Un jour que Mathieu était venu rendre visite à sa belle-fille Charlotte, et qu’il s’oubliait, dans le jardin, à jouer avec la petite Berthe, grimpée sur ses genoux, il fut surpris de voir descendre Constance, qui devait l’avoir aperçu des fenêtres de l’hôtel voisin. Elle finit par l’emmener sous un prétexte, elle le garda près d’un quart d’heure, sans se décider à parler.
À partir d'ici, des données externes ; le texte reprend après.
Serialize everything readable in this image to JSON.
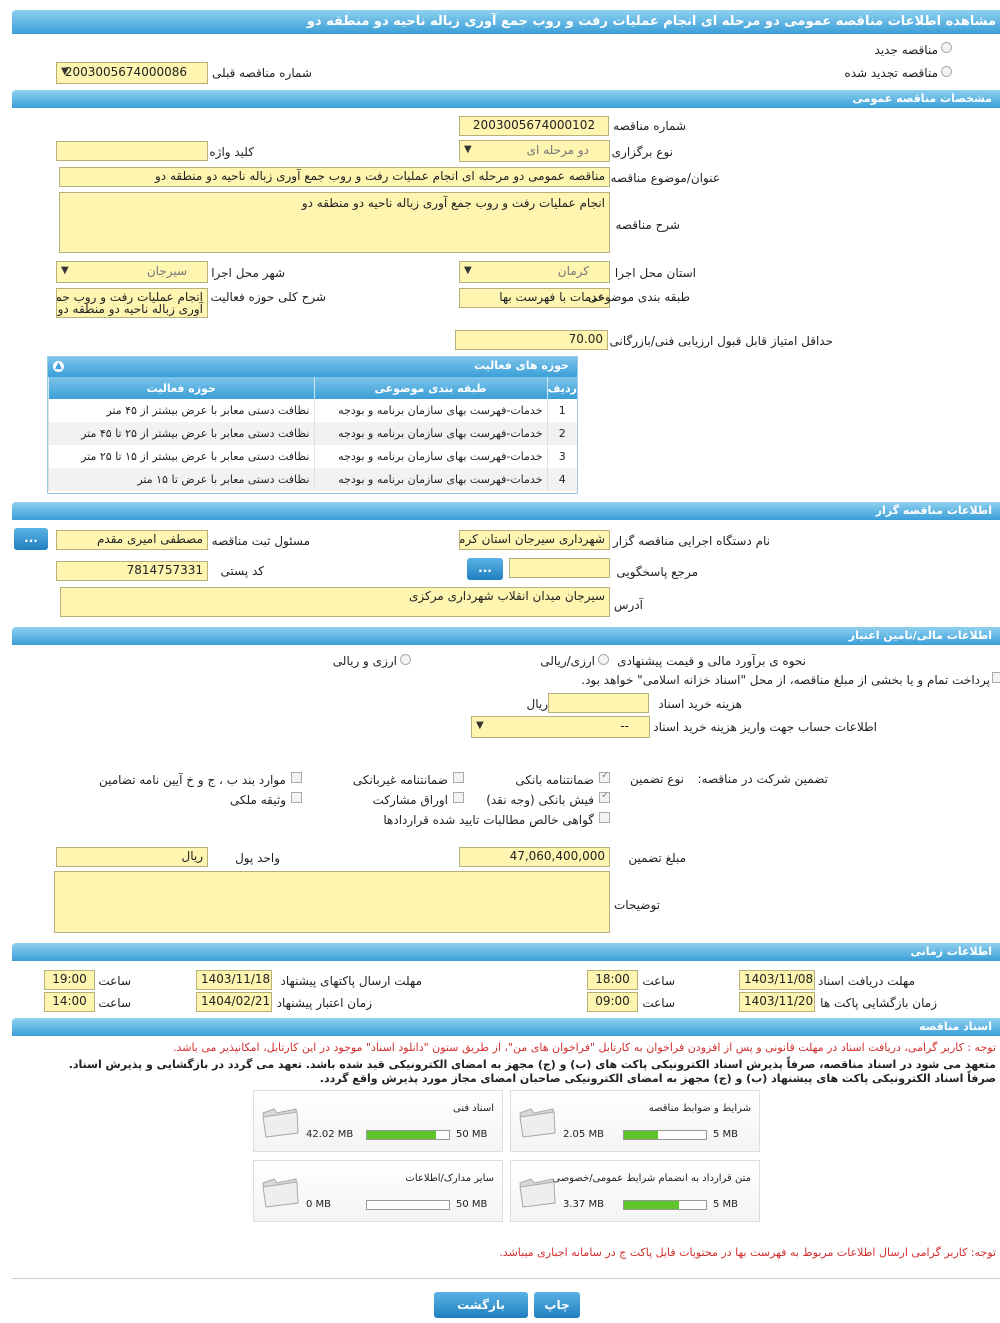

Puis, brusquement :

« Mon cher Mathieu, excusez-moi de vous entretenir d’une chose qui ne peut que nous être pénible… Il y a bientôt quinze ans déjà, mon mari a eu, je le sais, un enfant, d’une ouvrière de l’usine. Et je sais aussi que, dans cette circonstance, vous lui avez rendu le service d’être son intermédiaire, de vous occuper de cette fille et de son enfant, un garçon, n’est-ce pas ? »

Elle attendit une réponse. Mais Mathieu, stupéfait de la voir si bien renseignée, ne comprenant pas pourquoi, après tant d’années, elle s’adressait à lui, au sujet de cette histoire fâcheuse, n’eut qu’un geste, où se trahirent sa surprise et son inquiétude.